Durchführung der Betriebserhebung durch den TGD-Tierarzt © LK OÖ |
Wesentlich ist aus Sicht der Landwirtschaftskammer Oberösterreich, dass in dieser neuen Vereinbarung zwischen Landwirtschaftskammer Österreich und österreichischer Tierärztekammer nicht nur neue Tarife sondern auch Ziele festgelegt wurden, zu deren Umsetzung sich sowohl die Tierärztekammer wie auch die LKÖ klar bekennen:
- Im Zuge der Betriebserhebung ist der Gesundheitsstatus des Tierbestandes von Betreuungstierarzt und Landwirt gemeinsam ausführlich zu evaluieren.

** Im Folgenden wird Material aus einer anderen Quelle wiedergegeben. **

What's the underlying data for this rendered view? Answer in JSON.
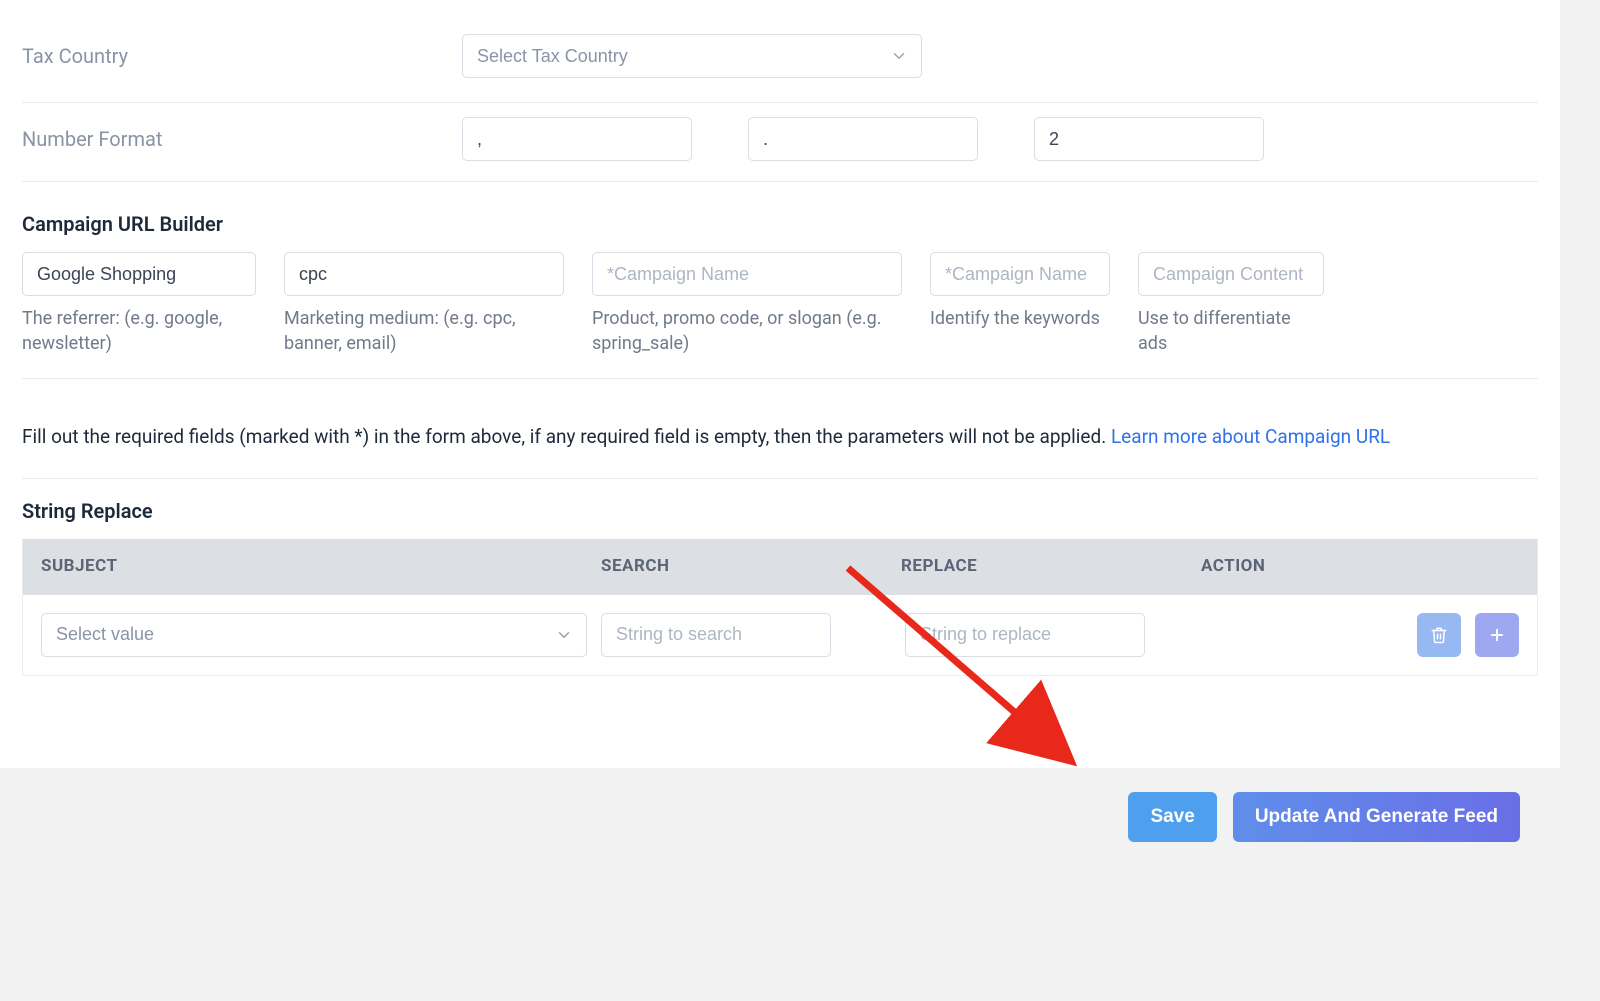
{
  "form": {
    "tax_country_label": "Tax Country",
    "tax_country_placeholder": "Select Tax Country",
    "number_format_label": "Number Format",
    "nf_field1": ",",
    "nf_field2": ".",
    "nf_field3": "2"
  },
  "urlb": {
    "title": "Campaign URL Builder",
    "cols": [
      {
        "value": "Google Shopping",
        "placeholder": "",
        "help": "The referrer: (e.g. google, newsletter)"
      },
      {
        "value": "cpc",
        "placeholder": "",
        "help": "Marketing medium: (e.g. cpc, banner, email)"
      },
      {
        "value": "",
        "placeholder": "*Campaign Name",
        "help": "Product, promo code, or slogan (e.g. spring_sale)"
      },
      {
        "value": "",
        "placeholder": "*Campaign Name",
        "help": "Identify the keywords"
      },
      {
        "value": "",
        "placeholder": "Campaign Content",
        "help": "Use to differentiate ads"
      }
    ]
  },
  "note": {
    "text": "Fill out the required fields (marked with *) in the form above, if any required field is empty, then the parameters will not be applied.",
    "link_text": "Learn more about Campaign URL"
  },
  "replace": {
    "title": "String Replace",
    "head_subject": "SUBJECT",
    "head_search": "SEARCH",
    "head_replace": "REPLACE",
    "head_action": "ACTION",
    "subject_placeholder": "Select value",
    "search_placeholder": "String to search",
    "replace_placeholder": "String to replace"
  },
  "buttons": {
    "save": "Save",
    "generate": "Update And Generate Feed"
  }
}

Das heißt, es soll herausgearbeitet werden, wo bisher vermehrt Probleme festzustellen waren und daher in den kommenden Monaten die Schwerpunkte in Richtung Krankheitsvorbeuge und gezielte Behandlungsschritte gelegt werden sollen. Dazu wird es notwendig sein, dass sich Tierarzt wie auch Landwirt ausreichend Zeit dafür nehmen. Betriebserhebungen dürfen nicht zwischen Tür und Angel erfolgen, weil vielleicht gerade eben eine Behandlung am Betrieb durchzuführen war. Wenn mehrere Betriebserhebungen pro Jahr vorgeschrieben sind, müssen diese gleichmäßig auf das Jahr verteilt erfolgen.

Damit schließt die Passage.